Juanjo le regaló una sonrisa tímida totalmente desconocida. Martin se encargó de recogerla con sumo cuidado, asimilarla y aceptarla. Guardarla en su mente como recordatorio de esa faceta del mayor, más personal, que no había podido vislumbrar hasta esa misma mañana cuando le encontró completamente roto.

Sentía todavía atisbos de la angustia que se apoderó de su ser al sostenerlo entre sus brazos, como una estatua de cristal que podía destrozarse en cualquier instante. Juanjo, el hombre más seguro de sí mismo, temblando como un animalillo abandonado a la merced de miles de depredadores.

Recordó el sudor frío, fruto de los temblores que consumían su cuerpo de arriba abajo, empapándole la camisa. Lo irónico de la situación si lo comparaba con meses antes, cuando el sudor también se adhirió a sus cuerpos como una segunda piel, pero por un motivo muy diferente.

Cuando finalmente dejó de llorar y se separó de él, su mirada se había apagado por completo, sin restos de los destellos feroces que solían adornar sus pupilas habitualmente.

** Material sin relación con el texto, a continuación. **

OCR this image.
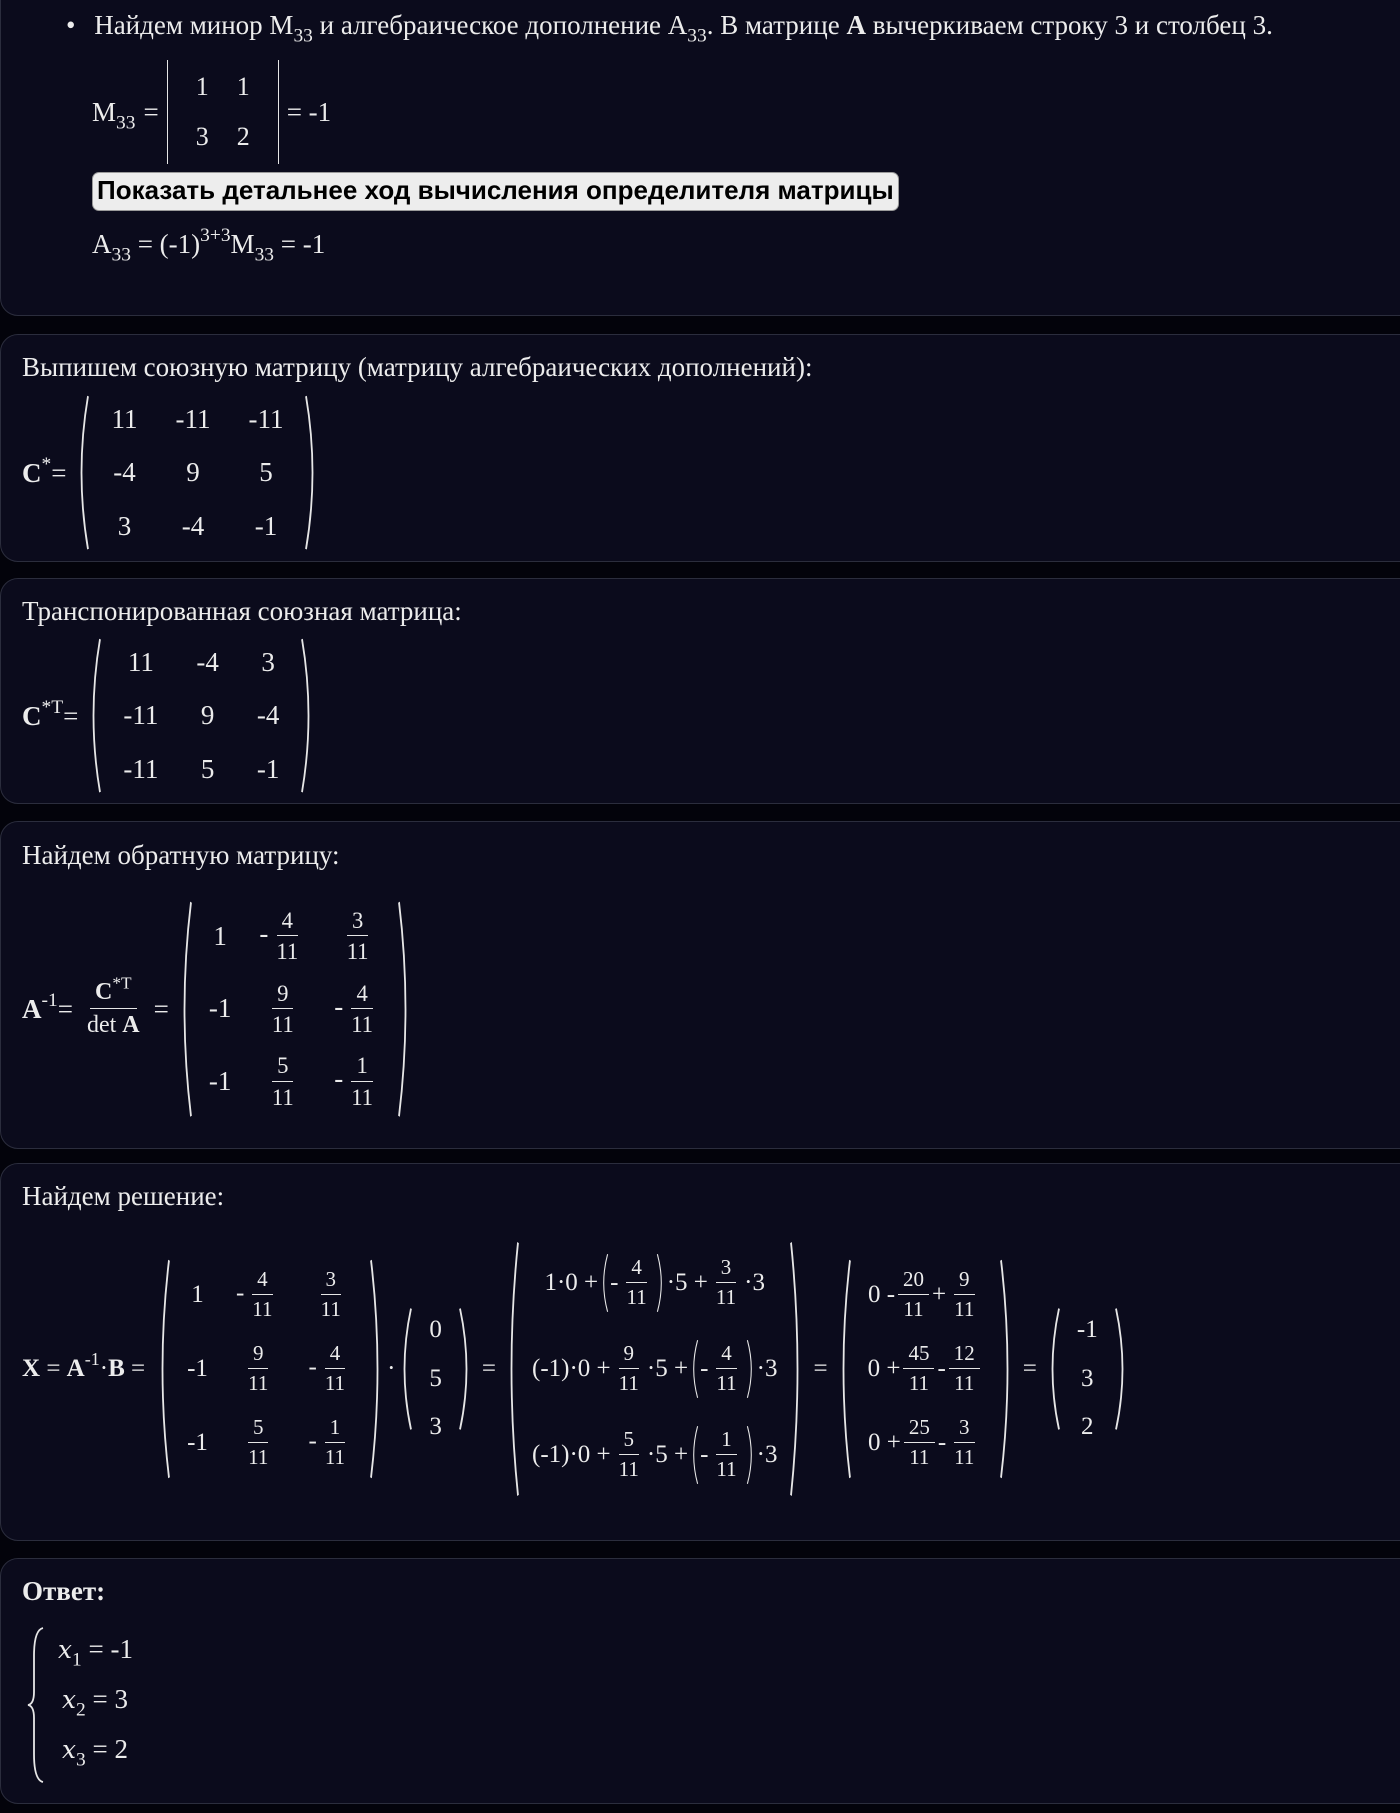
• Найдем минор $M_{33}$ и алгебраическое дополнение $A_{33}$. В матрице A вычеркиваем строку 3 и столбец 3.
$M_{33}$ =
1	1
3	2
= -1
Показать детальнее ход вычисления определителя матрицы
$A_{33} = (-1)^{3+3}M_{33} = -1$
Выпишем союзную матрицу (матрицу алгебраических дополнений):
C* =
11	-11	-11
-4	9	5
3	-4	-1
Транспонированная союзная матрица:
$C^{*T}$ =
11	-4	3
-11	9	-4
-11	5	-1
Найдем обратную матрицу:
$A^{-1} = \frac{C^{*T}}{\text{det A}}$ =
1	- $\frac{4}{11}$	$\frac{3}{11}$

-1	$\frac{9}{11}$	- $\frac{4}{11}$

-1	$\frac{5}{11}$	- $\frac{1}{11}$
Найдем решение:
$X = A^{-1}\cdot B$ =
1	- $\frac{4}{11}$	$\frac{3}{11}$

-1	$\frac{9}{11}$	- $\frac{4}{11}$

-1	$\frac{5}{11}$	- $\frac{1}{11}$
·
0
5
3
=
1·0 + - $\frac{4}{11} \cdot 5 + \frac{3}{11} \cdot 3$

$(-1)\cdot 0 + \frac{9}{11} \cdot 5$ + - $\frac{4}{11} \cdot 3$

$(-1)\cdot 0 + \frac{5}{11} \cdot 5$ + - $\frac{1}{11} \cdot 3$
=
$0 - \frac{20}{11} + \frac{9}{11}$

$0 + \frac{45}{11} - \frac{12}{11}$

$0 + \frac{25}{11} - \frac{3}{11}$
=
-1
3
2
Ответ:
$x_1 = -1$
$x_2 = 3$
$x_3 = 2$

Y Martin se sentía capaz de atrapar rayos del jodido sol para que pudieran volver a brillar.

Bajaron de la limusina para encontrarse frente a un local abismal. La base de reggaeton retumbaba en las paredes llegando a sus oídos sin necesidad de entrar. Martin le preguntó de nuevo a Juanjo simplemente con la mirada, y el mayor asintió, inspirando con fuerza y dirigiéndose a la entrada con andar determinado.

El inconfundible olor a tabaco y alcohol caro adormeció sus sentidos mientras se dirigían al reservado en el que pasarían la velada. Allí les esperaban numerosos compañeros de renombre, fácilmente confundibles con tiburones sedientos de dinero y poder.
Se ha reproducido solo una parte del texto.